[Insight AI Fellowship Consulting Project] In collaboration with CureSkin, SkinCredible leverages deep learning to help dermatologists monitor facial skin conditions over time. Given a series of images taken at different points in time by a user, the idea is to classify whether the user's facial skin condition has improved or deteriorated over time. The model was previously deployed at skincredible.me. Here are the slides for the project SkinCredible.
SkinCredible uses a combination of Convolutional Neural Networks (CNNs) and Long Short-Term Memory networks (LSTMs) trained on a proprietary dataset provided by CureSkin to learn the representation of the spatiotemporal sequence of image dataset. Images can be taken from different angles and orientations, so I apply a pre-processing step and use the pre-trained Multi-Task Cascaded Convolutional Neural Network (MTCNN) to extract faces from the image sequence. Since ground truth labels are not available for this supervised learning problem, I came up with the idea to apply sentiment analysis with AWS Comprehend to dermatologists' notes to create proxy labels for training.
model
: Directory containing the ConvLSTM model
data_augment.py
: Create new images flipped horizontally to reduce the problem of unbalanced dataset
evaluate.py
: Output evaluataion metrics for validation/test dataset
face_detection.py
: Extract faces from images with MTCNNs
get_data.py
: Pre-process raw dataset stored in AWS S3 private bucket
network_architection
: Define the ConvLSTM model
opts.py
: Contain project arguments and hyperparameters
predict.py
: Output ConvLSTM predictions
split.py
: Split dataset into train, validation and test set
train.py
: Run distributed training of the model with multi-GPUs
utils.py
: Contain helper functions
api
: Directory for the RESTful Web API with Flask
tests
: Simple unit tests for the API
data
: Directory containing anonymized dataset
The model achieves 82% accuracy and 83% precision. Keep in mind that the dataset is imbalanced, with 70% postive samples and 30% negative samples. The figure below shows a confusion matrix summarizing the outputs of the trained model.
- Run
get_data.py
, which reads user data fromfollowup_data
directory if the user contains doctor's notes, as indicated bydr_msg_stats.csv
. This script also uses AWS Comprehend to detect the primary language and sentiment of the doctor's notes for each user. After running this script,user_data.txt
will be generated, where each line is a list containing user id, proxy label, dr_notes, and image paths associated with the user id sorted by time created. Note that the latest doctor note is the one used as a proxy label for the ground truth label. - Run
face_detection.py
, which extract faces from the images. It uses the pre-trained MTCNN algorithm to generate faces with size (160, 160). The resized images are then uploaded to an AWS S3 bucket for training later. - (Optional) Depending on how unbalanced the dataset is, run
data_augment.py
, which adds new negative samples by flipping the images horizontally. Positive means skin conditions have improved, and negative means skin condition has deteriorated. - Run
split.py
, which reads inuser_data.txt
and splits the dataset into train, validation, and test set. - Run
train.py
to train the ConvLSTM model. It will automatically train the model with multiple GPUs if available.
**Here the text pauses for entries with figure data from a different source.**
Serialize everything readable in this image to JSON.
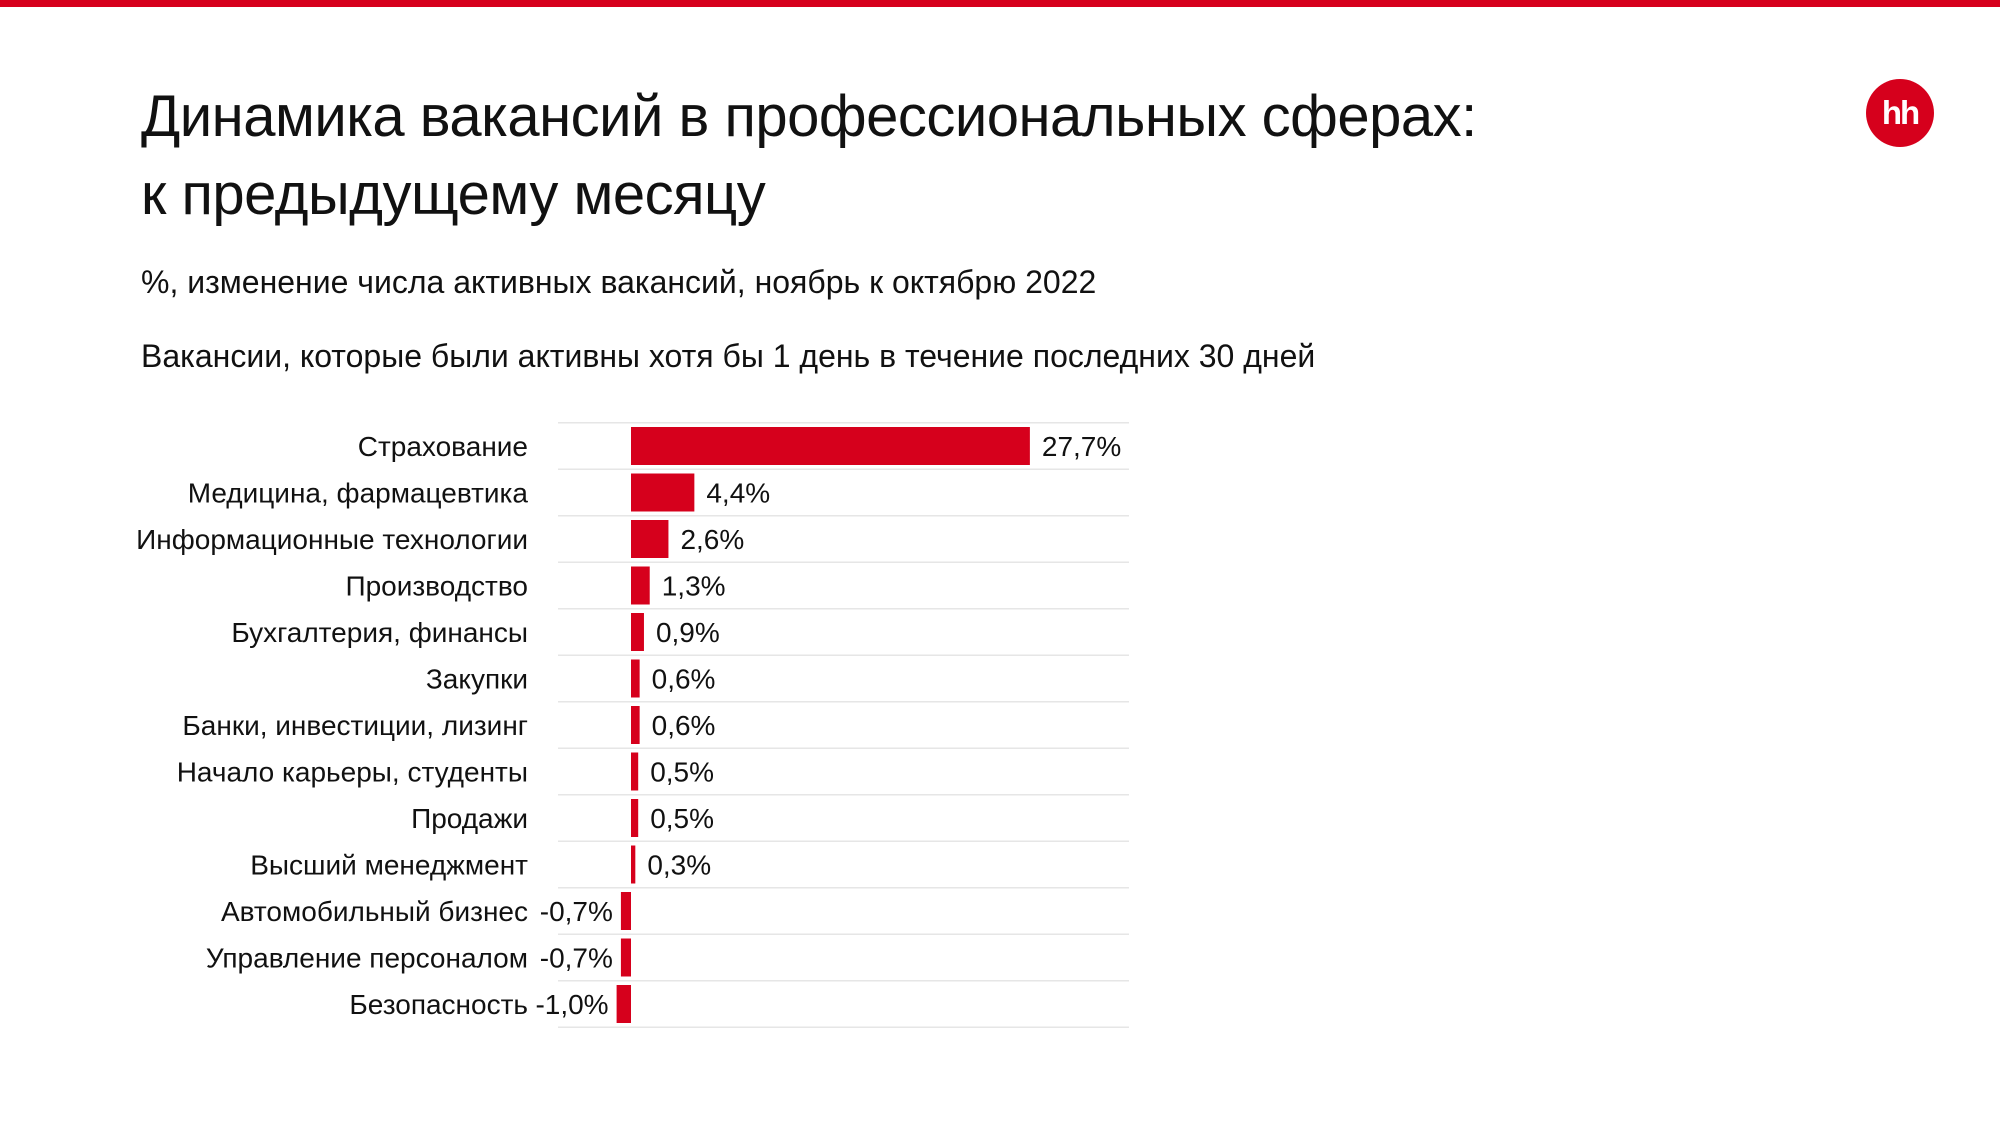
{
  "header": {
    "title_line1": "Динамика вакансий в профессиональных сферах:",
    "title_line2": "к предыдущему месяцу",
    "subtitle": "%, изменение числа активных вакансий, ноябрь к октябрю 2022",
    "note": "Вакансии, которые были активны хотя бы 1 день в течение последних 30 дней",
    "logo_text": "hh"
  },
  "colors": {
    "accent": "#d6001c",
    "gridline": "#e6e6e6",
    "text": "#111111"
  },
  "chart_data": {
    "type": "bar",
    "orientation": "horizontal",
    "categories": [
      "Страхование",
      "Медицина, фармацевтика",
      "Информационные технологии",
      "Производство",
      "Бухгалтерия, финансы",
      "Закупки",
      "Банки, инвестиции, лизинг",
      "Начало карьеры, студенты",
      "Продажи",
      "Высший менеджмент",
      "Автомобильный бизнес",
      "Управление персоналом",
      "Безопасность"
    ],
    "values": [
      27.7,
      4.4,
      2.6,
      1.3,
      0.9,
      0.6,
      0.6,
      0.5,
      0.5,
      0.3,
      -0.7,
      -0.7,
      -1.0
    ],
    "value_labels": [
      "27,7%",
      "4,4%",
      "2,6%",
      "1,3%",
      "0,9%",
      "0,6%",
      "0,6%",
      "0,5%",
      "0,5%",
      "0,3%",
      "-0,7%",
      "-0,7%",
      "-1,0%"
    ],
    "grid": true,
    "legend": "none"
  }
}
- The model is built using Keras Functional API with two inputs and one output.
- The first input is a batch of a sequence of image with size (batch_size, frame_size, image_size, image_size, channel_size), where the default is of size (8, 30, 80, 80, 3).
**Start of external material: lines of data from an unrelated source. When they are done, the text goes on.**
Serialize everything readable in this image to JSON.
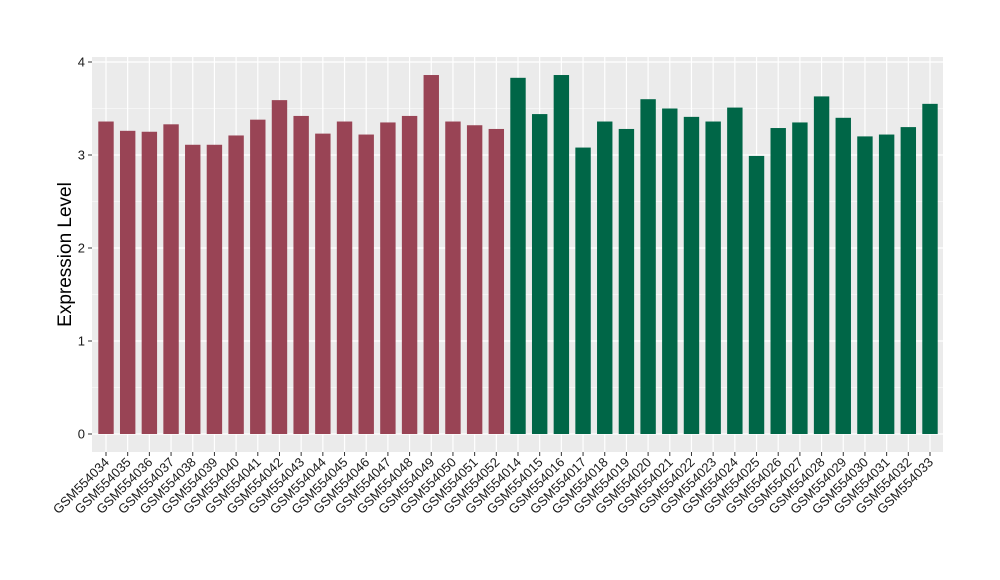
{
  "chart_data": {
    "type": "bar",
    "title": "",
    "xlabel": "",
    "ylabel": "Expression Level",
    "ylim": [
      0,
      4
    ],
    "yticks": [
      "0",
      "1",
      "2",
      "3",
      "4"
    ],
    "grid": true,
    "categories": [
      "GSM554034",
      "GSM554035",
      "GSM554036",
      "GSM554037",
      "GSM554038",
      "GSM554039",
      "GSM554040",
      "GSM554041",
      "GSM554042",
      "GSM554043",
      "GSM554044",
      "GSM554045",
      "GSM554046",
      "GSM554047",
      "GSM554048",
      "GSM554049",
      "GSM554050",
      "GSM554051",
      "GSM554052",
      "GSM554014",
      "GSM554015",
      "GSM554016",
      "GSM554017",
      "GSM554018",
      "GSM554019",
      "GSM554020",
      "GSM554021",
      "GSM554022",
      "GSM554023",
      "GSM554024",
      "GSM554025",
      "GSM554026",
      "GSM554027",
      "GSM554028",
      "GSM554029",
      "GSM554030",
      "GSM554031",
      "GSM554032",
      "GSM554033"
    ],
    "values": [
      3.36,
      3.26,
      3.25,
      3.33,
      3.11,
      3.11,
      3.21,
      3.38,
      3.59,
      3.42,
      3.23,
      3.36,
      3.22,
      3.35,
      3.42,
      3.86,
      3.36,
      3.32,
      3.28,
      3.83,
      3.44,
      3.86,
      3.08,
      3.36,
      3.28,
      3.6,
      3.5,
      3.41,
      3.36,
      3.51,
      2.99,
      3.29,
      3.35,
      3.63,
      3.4,
      3.2,
      3.22,
      3.3,
      3.55
    ],
    "bar_colors": [
      "#994455",
      "#994455",
      "#994455",
      "#994455",
      "#994455",
      "#994455",
      "#994455",
      "#994455",
      "#994455",
      "#994455",
      "#994455",
      "#994455",
      "#994455",
      "#994455",
      "#994455",
      "#994455",
      "#994455",
      "#994455",
      "#994455",
      "#006647",
      "#006647",
      "#006647",
      "#006647",
      "#006647",
      "#006647",
      "#006647",
      "#006647",
      "#006647",
      "#006647",
      "#006647",
      "#006647",
      "#006647",
      "#006647",
      "#006647",
      "#006647",
      "#006647",
      "#006647",
      "#006647",
      "#006647"
    ],
    "panel_background": "#ebebeb",
    "grid_color": "#ffffff"
  }
}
- The second input is a masking array of size (batch_size, frame_size), which is a binary array that tells the ConvLSTM layer to accept or ignore the image at the time step. This is done so that the model generalizes well to variable length image sequence.
- During inference, the model can take in input with variable frame size and image size. Note that if the inference input image size is smaller than the training image size, the images will be enlarged to the training image size, which will affect the performance of the trained model.
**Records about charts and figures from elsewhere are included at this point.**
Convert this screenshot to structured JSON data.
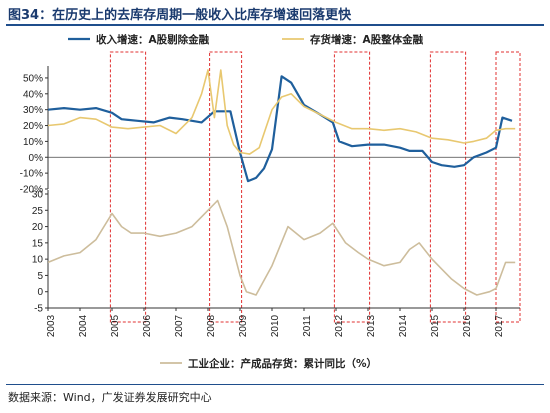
{
  "title": "图34：在历史上的去库存周期一般收入比库存增速回落更快",
  "source": "数据来源：Wind，广发证券发展研究中心",
  "colors": {
    "revenue": "#1f5f9c",
    "inventory": "#e8c870",
    "finished_goods": "#cdbd9c",
    "shade_border": "#e03030"
  },
  "chart_data": [
    {
      "type": "line",
      "ylim": [
        -20,
        55
      ],
      "yticks": [
        "50%",
        "40%",
        "30%",
        "20%",
        "10%",
        "0%",
        "-10%",
        "-20%"
      ],
      "yvalues": [
        50,
        40,
        30,
        20,
        10,
        0,
        -10,
        -20
      ],
      "series": [
        {
          "name": "收入增速：A股剔除金融",
          "x": [
            2003.0,
            2003.5,
            2004.0,
            2004.5,
            2005.0,
            2005.3,
            2005.8,
            2006.3,
            2006.8,
            2007.2,
            2007.8,
            2008.2,
            2008.5,
            2008.7,
            2009.0,
            2009.25,
            2009.5,
            2009.75,
            2010.0,
            2010.3,
            2010.6,
            2011.0,
            2011.5,
            2011.9,
            2012.1,
            2012.5,
            2013.0,
            2013.5,
            2014.0,
            2014.3,
            2014.7,
            2015.0,
            2015.3,
            2015.7,
            2016.0,
            2016.3,
            2016.7,
            2017.0,
            2017.2,
            2017.5
          ],
          "values": [
            30,
            31,
            30,
            31,
            28,
            24,
            23,
            22,
            25,
            24,
            22,
            29,
            29,
            29,
            3,
            -15,
            -13,
            -7,
            5,
            51,
            47,
            33,
            27,
            22,
            10,
            7,
            8,
            8,
            6,
            4,
            4,
            -3,
            -5,
            -6,
            -5,
            0,
            3,
            6,
            25,
            23
          ]
        },
        {
          "name": "存货增速：A股整体金融",
          "x": [
            2003.0,
            2003.5,
            2004.0,
            2004.5,
            2005.0,
            2005.5,
            2006.0,
            2006.5,
            2007.0,
            2007.5,
            2007.8,
            2008.0,
            2008.2,
            2008.4,
            2008.6,
            2008.8,
            2009.0,
            2009.3,
            2009.6,
            2010.0,
            2010.3,
            2010.6,
            2011.0,
            2011.5,
            2012.0,
            2012.5,
            2013.0,
            2013.5,
            2014.0,
            2014.5,
            2015.0,
            2015.5,
            2016.0,
            2016.3,
            2016.7,
            2017.0,
            2017.3,
            2017.6
          ],
          "values": [
            20,
            21,
            25,
            24,
            19,
            18,
            19,
            20,
            15,
            25,
            40,
            55,
            25,
            55,
            20,
            8,
            3,
            2,
            6,
            30,
            38,
            40,
            32,
            27,
            22,
            18,
            18,
            17,
            18,
            16,
            12,
            11,
            9,
            10,
            12,
            17,
            18,
            18
          ]
        }
      ]
    },
    {
      "type": "line",
      "ylim": [
        -5,
        30
      ],
      "yticks": [
        "30",
        "25",
        "20",
        "15",
        "10",
        "5",
        "0",
        "-5"
      ],
      "yvalues": [
        30,
        25,
        20,
        15,
        10,
        5,
        0,
        -5
      ],
      "series": [
        {
          "name": "工业企业：产成品存货：累计同比（%）",
          "x": [
            2003.0,
            2003.5,
            2004.0,
            2004.5,
            2005.0,
            2005.3,
            2005.6,
            2006.0,
            2006.5,
            2007.0,
            2007.5,
            2008.0,
            2008.3,
            2008.6,
            2009.0,
            2009.2,
            2009.5,
            2010.0,
            2010.5,
            2011.0,
            2011.5,
            2011.9,
            2012.3,
            2012.7,
            2013.0,
            2013.5,
            2014.0,
            2014.3,
            2014.6,
            2015.0,
            2015.3,
            2015.6,
            2016.0,
            2016.4,
            2016.8,
            2017.0,
            2017.3,
            2017.6
          ],
          "values": [
            9,
            11,
            12,
            16,
            24,
            20,
            18,
            18,
            17,
            18,
            20,
            25,
            28,
            20,
            5,
            0,
            -1,
            8,
            20,
            16,
            18,
            21,
            15,
            12,
            10,
            8,
            9,
            13,
            15,
            10,
            7,
            4,
            1,
            -1,
            0,
            1,
            9,
            9
          ]
        }
      ]
    }
  ],
  "x_axis": {
    "labels": [
      "2003",
      "2004",
      "2005",
      "2006",
      "2007",
      "2008",
      "2009",
      "2010",
      "2011",
      "2012",
      "2013",
      "2014",
      "2015",
      "2016",
      "2017"
    ],
    "values": [
      2003,
      2004,
      2005,
      2006,
      2007,
      2008,
      2009,
      2010,
      2011,
      2012,
      2013,
      2014,
      2015,
      2016,
      2017
    ],
    "range": [
      2003.0,
      2017.75
    ]
  },
  "shaded_periods": [
    [
      2004.95,
      2006.05
    ],
    [
      2008.05,
      2009.05
    ],
    [
      2011.95,
      2013.05
    ],
    [
      2014.95,
      2016.05
    ],
    [
      2017.0,
      2017.75
    ]
  ]
}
- Build a Docker image by running
docker build -t skincredible .
- Deploy the web app and API by running
docker run -p 80:80 -v ${HOME}/.aws/credentials:/root/.aws/credentials:ro skincredible
, assuming that you have the right AWS credentials to import the model weights stored in AWS. - If deploying locally, simply call
curl -X POST 0.0.0.0:5000/predict -H 'Content-Type: application/json' -d @data/test_data.json
, which will respond back with the probabilites of a user having facial skin conditions improvement or deterioration. Change the IP address and port number if deploying on the cloud. The input istest_data.json
, which contains a numpy array with size (1, frame_size, img_size, img_size, channel_size).